BNL: Survey NPE, i numeri non servono a raccontare la realtà

I numeri non servono a raccontare la realtà: SURVEY NPE

L’Azienda ha illustrato alle OO.SS. i risultati della Survey NPE 2026, sottolineando con soddisfazione l’elevato tasso di partecipazione (88%) e giudicando comunque positivo un risultato che, rispetto allo scorso anno, registra un calo di ben 8 punti dell’indice NPE per BNL.

Come Organizzazioni Sindacali non possiamo condividere questa lettura.

Il quadro reale raccolto dalle lavoratrici e dai lavoratori

Da tempo raccogliamo quotidianamente le segnalazioni delle lavoratrici e dei lavoratori e il quadro che emerge è ben diverso da quello rappresentato dalle slide aziendali. Carichi di lavoro sempre più gravosi, continue riorganizzazioni, processi spesso inefficaci, pressioni commerciali, difficoltà operative e una crescente incertezza sul futuro professionale delineano un clima aziendale che desta forte preoccupazione.

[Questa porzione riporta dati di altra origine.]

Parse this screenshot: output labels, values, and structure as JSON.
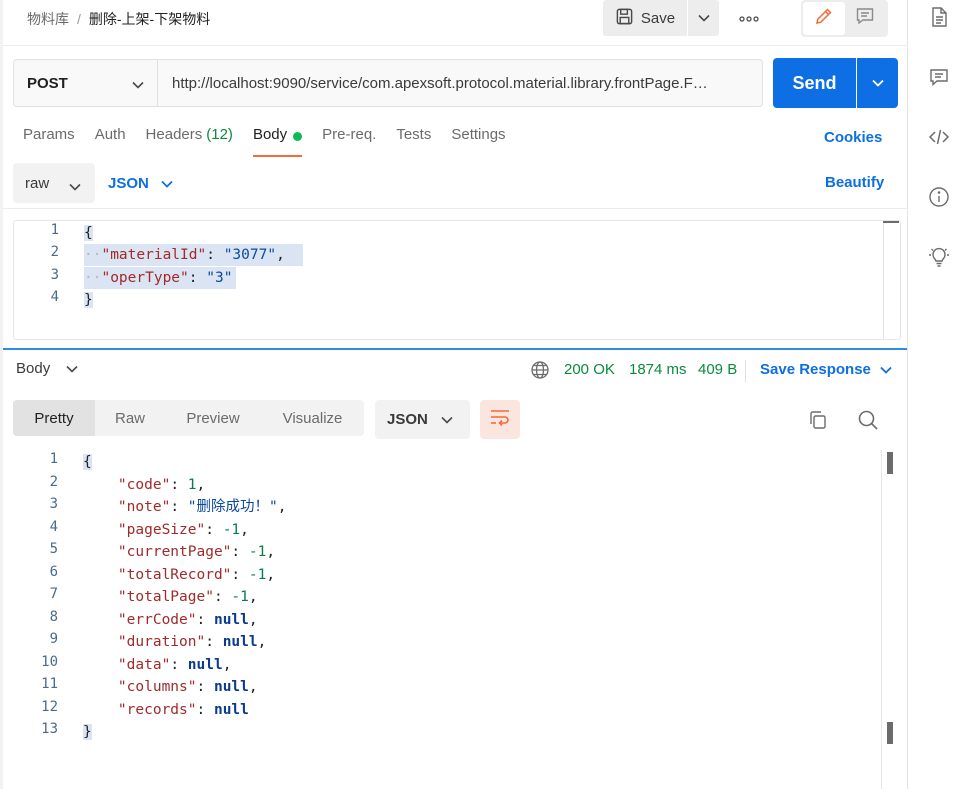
{
  "breadcrumb": {
    "parent": "物料库",
    "separator": "/",
    "current": "删除-上架-下架物料"
  },
  "toolbar": {
    "save_label": "Save"
  },
  "request": {
    "method": "POST",
    "url": "http://localhost:9090/service/com.apexsoft.protocol.material.library.frontPage.F…",
    "send_label": "Send"
  },
  "request_tabs": [
    {
      "label": "Params"
    },
    {
      "label": "Auth"
    },
    {
      "label": "Headers",
      "count": "(12)"
    },
    {
      "label": "Body"
    },
    {
      "label": "Pre-req."
    },
    {
      "label": "Tests"
    },
    {
      "label": "Settings"
    }
  ],
  "cookies_label": "Cookies",
  "body_options": {
    "mode": "raw",
    "language": "JSON",
    "beautify_label": "Beautify"
  },
  "request_body": {
    "line_numbers": [
      "1",
      "2",
      "3",
      "4"
    ],
    "open": "{",
    "close": "}",
    "k1": "\"materialId\"",
    "v1": "\"3077\"",
    "k2": "\"operType\"",
    "v2": "\"3\""
  },
  "response": {
    "section_label": "Body",
    "status": "200 OK",
    "time": "1874 ms",
    "size": "409 B",
    "save_response_label": "Save Response",
    "view_tabs": [
      "Pretty",
      "Raw",
      "Preview",
      "Visualize"
    ],
    "format": "JSON",
    "line_numbers": [
      "1",
      "2",
      "3",
      "4",
      "5",
      "6",
      "7",
      "8",
      "9",
      "10",
      "11",
      "12",
      "13"
    ],
    "open": "{",
    "close": "}",
    "fields": [
      {
        "key": "\"code\"",
        "value": "1",
        "type": "num",
        "comma": ","
      },
      {
        "key": "\"note\"",
        "value": "\"删除成功！\"",
        "type": "str",
        "comma": ","
      },
      {
        "key": "\"pageSize\"",
        "value": "-1",
        "type": "num",
        "comma": ","
      },
      {
        "key": "\"currentPage\"",
        "value": "-1",
        "type": "num",
        "comma": ","
      },
      {
        "key": "\"totalRecord\"",
        "value": "-1",
        "type": "num",
        "comma": ","
      },
      {
        "key": "\"totalPage\"",
        "value": "-1",
        "type": "num",
        "comma": ","
      },
      {
        "key": "\"errCode\"",
        "value": "null",
        "type": "null",
        "comma": ","
      },
      {
        "key": "\"duration\"",
        "value": "null",
        "type": "null",
        "comma": ","
      },
      {
        "key": "\"data\"",
        "value": "null",
        "type": "null",
        "comma": ","
      },
      {
        "key": "\"columns\"",
        "value": "null",
        "type": "null",
        "comma": ","
      },
      {
        "key": "\"records\"",
        "value": "null",
        "type": "null",
        "comma": ""
      }
    ]
  },
  "icons": {
    "rail": [
      "document-icon",
      "comment-icon",
      "code-icon",
      "info-icon",
      "lightbulb-icon"
    ]
  }
}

Dubbi sulle modalità di svolgimento della survey

A questo si aggiungono le numerose segnalazioni ricevute in merito alle modalità di svolgimento della survey: pressioni affinché i colleghi partecipassero alla rilevazione, raccomandazioni sulle modalità di compilazione e una diffusa percezione di scarsa fiducia rispetto all’effettivo anonimato delle risposte. Elementi che non possono essere liquidati con semplici rassicurazioni.

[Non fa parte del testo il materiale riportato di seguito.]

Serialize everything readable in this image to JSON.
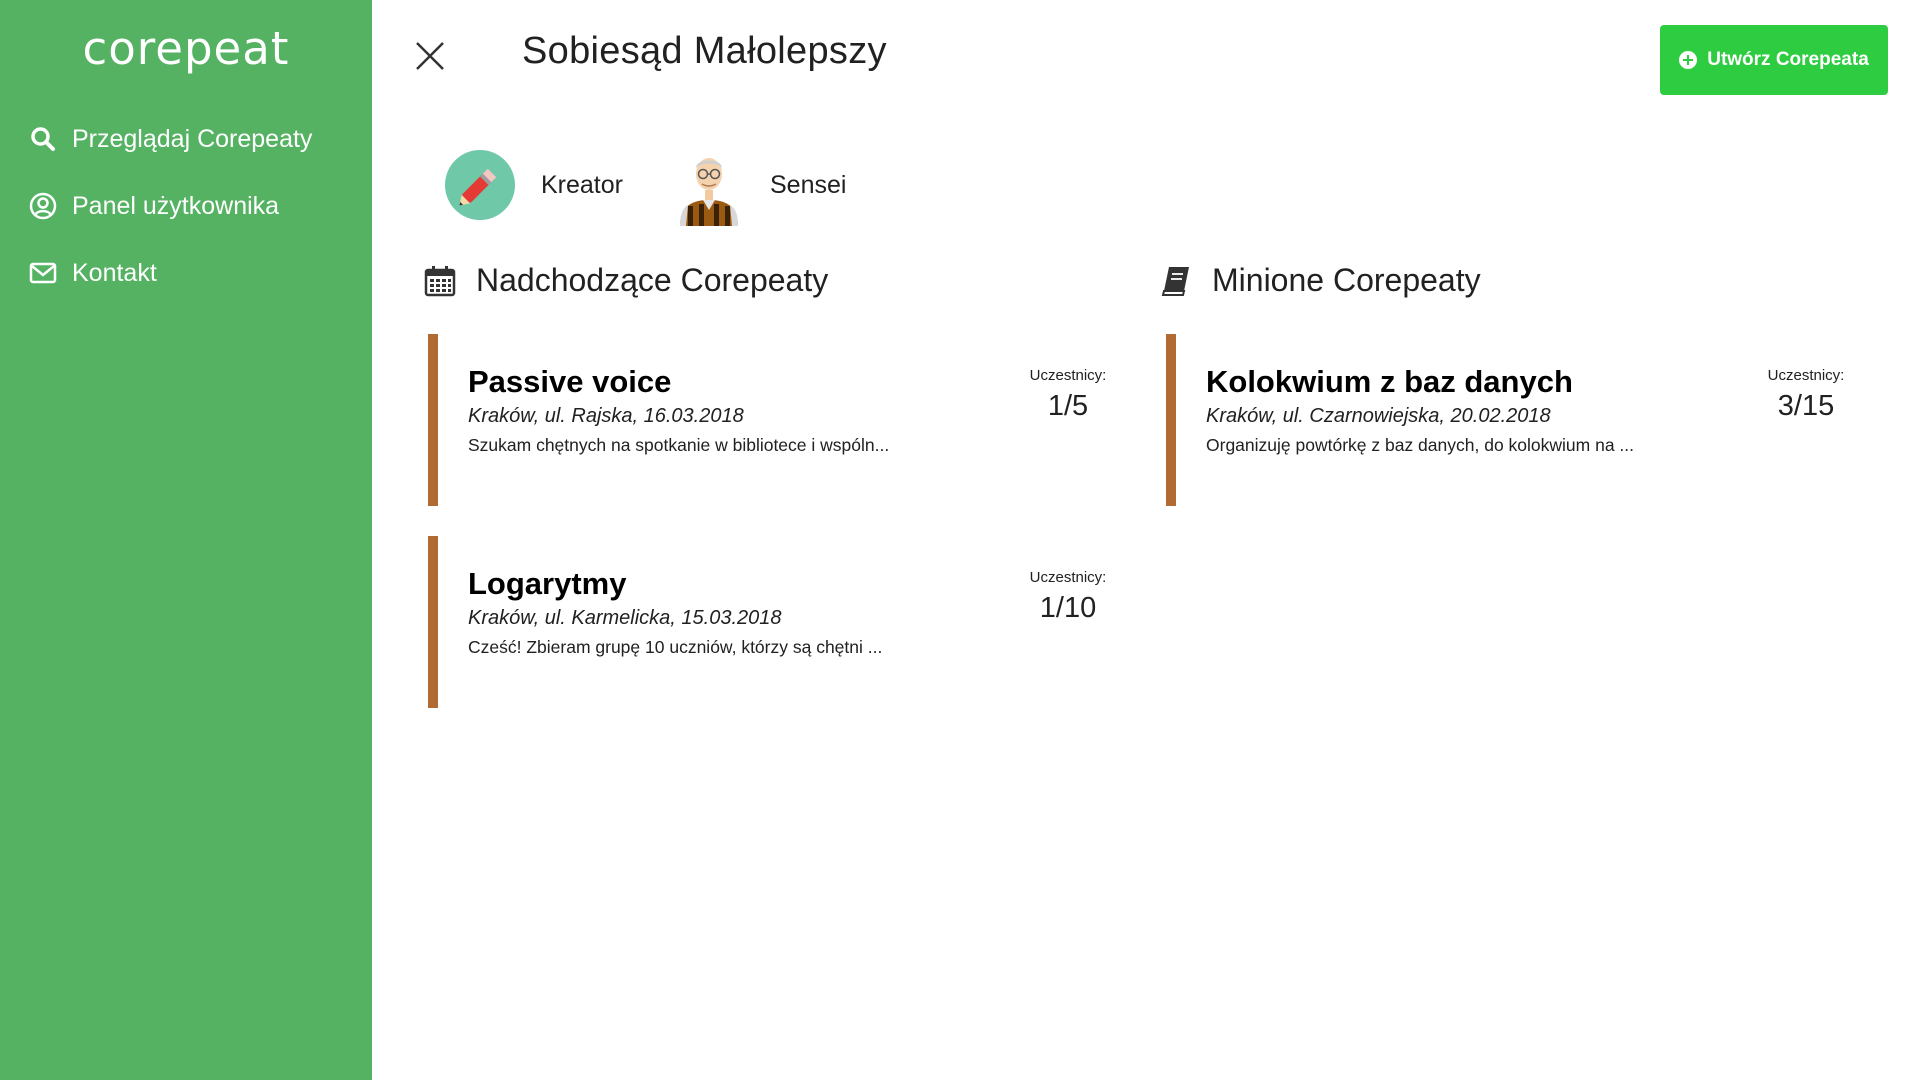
{
  "app": {
    "logo": "corepeat"
  },
  "sidebar": {
    "items": [
      {
        "label": "Przeglądaj Corepeaty",
        "icon": "search-icon"
      },
      {
        "label": "Panel użytkownika",
        "icon": "user-circle-icon"
      },
      {
        "label": "Kontakt",
        "icon": "envelope-icon"
      }
    ]
  },
  "header": {
    "title": "Sobiesąd Małolepszy",
    "create_button": "Utwórz Corepeata"
  },
  "badges": [
    {
      "label": "Kreator",
      "icon": "pencil-icon"
    },
    {
      "label": "Sensei",
      "icon": "sensei-avatar-icon"
    }
  ],
  "sections": {
    "upcoming": {
      "title": "Nadchodzące Corepeaty",
      "icon": "calendar-icon",
      "cards": [
        {
          "title": "Passive voice",
          "meta": "Kraków, ul. Rajska, 16.03.2018",
          "desc": "Szukam chętnych na spotkanie w bibliotece i wspóln...",
          "participants_label": "Uczestnicy:",
          "participants": "1/5"
        },
        {
          "title": "Logarytmy",
          "meta": "Kraków, ul. Karmelicka, 15.03.2018",
          "desc": "Cześć! Zbieram grupę 10 uczniów, którzy są chętni ...",
          "participants_label": "Uczestnicy:",
          "participants": "1/10"
        }
      ]
    },
    "past": {
      "title": "Minione Corepeaty",
      "icon": "book-icon",
      "cards": [
        {
          "title": "Kolokwium z baz danych",
          "meta": "Kraków, ul. Czarnowiejska, 20.02.2018",
          "desc": "Organizuję powtórkę z baz danych, do kolokwium na ...",
          "participants_label": "Uczestnicy:",
          "participants": "3/15"
        }
      ]
    }
  },
  "colors": {
    "sidebar": "#54b262",
    "accent_button": "#2ecc40",
    "card_border": "#b06a33"
  }
}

I dati evidenziano il disagio di CSC e Direct

I dati presentati dall’Azienda, tuttavia, evidenziano un aspetto che merita particolare attenzione. Tra le realtà che esprimono il maggior numero di detrattori figurano proprio CSC e Direct, ossia i settori oggi interessati dalla procedura di riorganizzazione del nuovo modello Remote.

Se la stessa indagine aziendale certifica un diffuso disagio proprio nelle strutture sulle quali si sta intervenendo, la procedura di riorganizzazione non può limitarsi a ridisegnare assetti organizzativi o introdurre nuovi strumenti tecnologici. Deve rappresentare l’occasione per affrontare le cause che hanno determinato questo clima.

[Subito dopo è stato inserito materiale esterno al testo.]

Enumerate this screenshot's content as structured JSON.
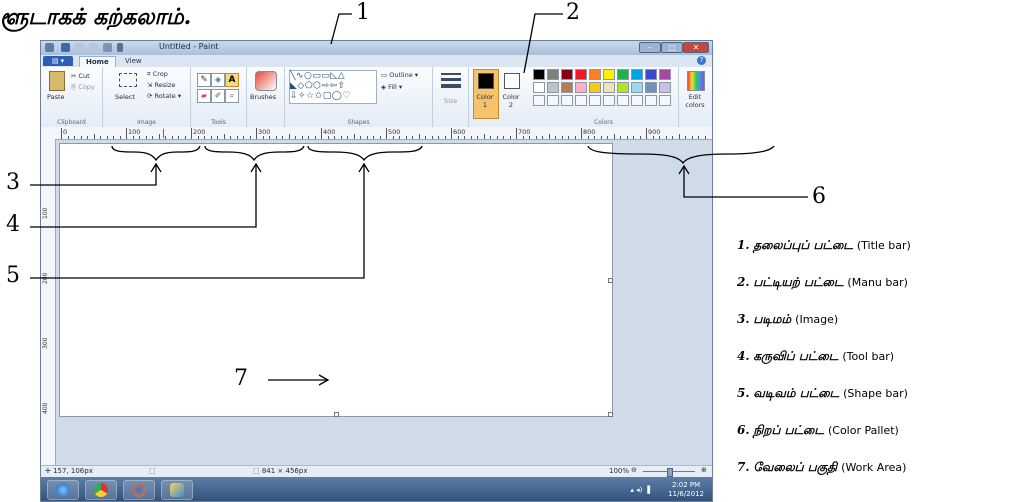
{
  "heading": "ளூடாகக் கற்கலாம்.",
  "paint": {
    "title": "Untitled - Paint",
    "file_tab": "▤ ▾",
    "tabs": [
      "Home",
      "View"
    ],
    "clipboard": {
      "paste": "Paste",
      "cut": "Cut",
      "copy": "Copy",
      "label": "Clipboard"
    },
    "image": {
      "select": "Select",
      "crop": "Crop",
      "resize": "Resize",
      "rotate": "Rotate ▾",
      "label": "Image"
    },
    "tools": {
      "label": "Tools",
      "text_tool": "A"
    },
    "brushes": "Brushes",
    "shapes": {
      "outline": "Outline ▾",
      "fill": "Fill ▾",
      "label": "Shapes"
    },
    "size": "Size",
    "color1": "Color 1",
    "color2": "Color 2",
    "colors_label": "Colors",
    "edit_colors": "Edit colors",
    "palette_row1": [
      "#000000",
      "#7f7f7f",
      "#880015",
      "#ed1c24",
      "#ff7f27",
      "#fff200",
      "#22b14c",
      "#00a2e8",
      "#3f48cc",
      "#a349a4"
    ],
    "palette_row2": [
      "#ffffff",
      "#c3c3c3",
      "#b97a57",
      "#ffaec9",
      "#ffc90e",
      "#efe4b0",
      "#b5e61d",
      "#99d9ea",
      "#7092be",
      "#c8bfe7"
    ],
    "ruler_ticks": [
      "0",
      "100",
      "200",
      "300",
      "400",
      "500",
      "600",
      "700",
      "800",
      "900"
    ],
    "vruler_ticks": [
      "100",
      "200",
      "300",
      "400",
      "500"
    ],
    "status_pos": "157, 106px",
    "status_size": "841 × 456px",
    "zoom": "100%",
    "clock_time": "2:02 PM",
    "clock_date": "11/6/2012"
  },
  "callouts": [
    "1",
    "2",
    "3",
    "4",
    "5",
    "6",
    "7"
  ],
  "legend": [
    {
      "num": "1.",
      "ta": "தலைப்புப் பட்டை",
      "en": "(Title bar)"
    },
    {
      "num": "2.",
      "ta": "பட்டியற் பட்டை",
      "en": "(Manu bar)"
    },
    {
      "num": "3.",
      "ta": "படிமம்",
      "en": "(Image)"
    },
    {
      "num": "4.",
      "ta": "கருவிப் பட்டை",
      "en": "(Tool bar)"
    },
    {
      "num": "5.",
      "ta": "வடிவம் பட்டை",
      "en": "(Shape bar)"
    },
    {
      "num": "6.",
      "ta": "நிறப் பட்டை",
      "en": "(Color Pallet)"
    },
    {
      "num": "7.",
      "ta": "வேலைப் பகுதி",
      "en": "(Work Area)"
    }
  ]
}
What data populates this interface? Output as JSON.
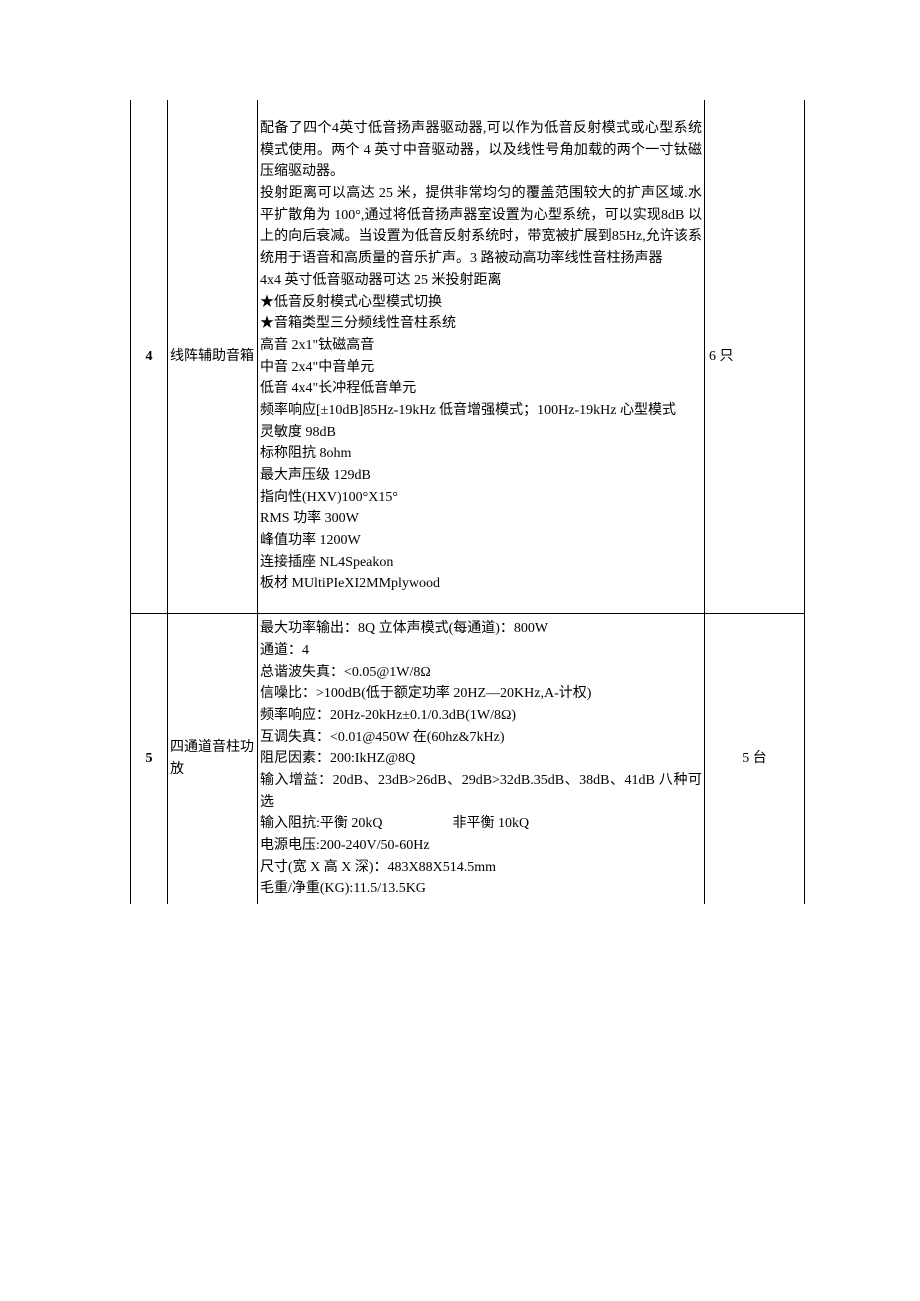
{
  "rows": [
    {
      "num": "4",
      "name": "线阵辅助音箱",
      "qty": "6 只",
      "desc": "配备了四个4英寸低音扬声器驱动器,可以作为低音反射模式或心型系统模式使用。两个 4 英寸中音驱动器，以及线性号角加载的两个一寸钛磁压缩驱动器。\n投射距离可以高达 25 米，提供非常均匀的覆盖范围较大的扩声区域.水平扩散角为 100°,通过将低音扬声器室设置为心型系统，可以实现8dB 以上的向后衰减。当设置为低音反射系统时，带宽被扩展到85Hz,允许该系统用于语音和高质量的音乐扩声。3 路被动高功率线性音柱扬声器\n4x4 英寸低音驱动器可达 25 米投射距离\n★低音反射模式心型模式切换\n★音箱类型三分频线性音柱系统\n高音 2x1\"钛磁高音\n中音 2x4\"中音单元\n低音 4x4\"长冲程低音单元\n频率响应[±10dB]85Hz-19kHz 低音增强模式；100Hz-19kHz 心型模式\n灵敏度 98dB\n标称阻抗 8ohm\n最大声压级 129dB\n指向性(HXV)100°X15°\nRMS 功率 300W\n峰值功率 1200W\n连接插座 NL4Speakon\n板材 MUltiPIeXI2MMplywood"
    },
    {
      "num": "5",
      "name": "四通道音柱功放",
      "qty": "5 台",
      "desc": "最大功率输出：8Q 立体声模式(每通道)：800W\n通道：4\n总谐波失真：<0.05@1W/8Ω\n信噪比：>100dB(低于额定功率 20HZ—20KHz,A-计权)\n频率响应：20Hz-20kHz±0.1/0.3dB(1W/8Ω)\n互调失真：<0.01@450W 在(60hz&7kHz)\n阻尼因素：200:IkHZ@8Q\n输入增益：20dB、23dB>26dB、29dB>32dB.35dB、38dB、41dB 八种可选\n输入阻抗:平衡 20kQ     非平衡 10kQ\n电源电压:200-240V/50-60Hz\n尺寸(宽 X 高 X 深)：483X88X514.5mm\n毛重/净重(KG):11.5/13.5KG"
    }
  ]
}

La richiesta delle Organizzazioni Sindacali

Per questo motivo le Organizzazioni Sindacali ritengono indispensabile che il confronto in corso porti alla definizione di accordi sindacali in grado di migliorare concretamente le condizioni di lavoro, di tutti i mercati coinvolti (Rete Unica e Remote), intervenendo su aspetti fondamentali quali turnazioni, estensione del protocollo canali remoti e tutte le sue previsioni all’intero modo Remote, sostenibilità dei carichi di lavoro, valorizzazione delle professionalità, percorsi di crescita, mobilità e tutele per tutto il personale coinvolto.

Una riorganizzazione che migliori davvero il lavoro

Solo così sarà possibile trasformare una riorganizzazione in una reale opportunità di cambiamento, rendendo CSC e Direct ambienti di lavoro più attrattivi, sostenibili e vivibili, capaci di valorizzare le persone e di ricostruire quel rapporto di fiducia che oggi, come dimostrano gli stessi dati dell’NPE, appare profondamente compromesso.

Le Organizzazioni Sindacali continueranno a confrontarsi con determinazione affinché la riorganizzazione non sia soltanto un cambiamento di modello organizzativo, ma un concreto mezzo per migliorare le condizioni di lavoro di tutte le lavoratrici e lavoratori coinvolti.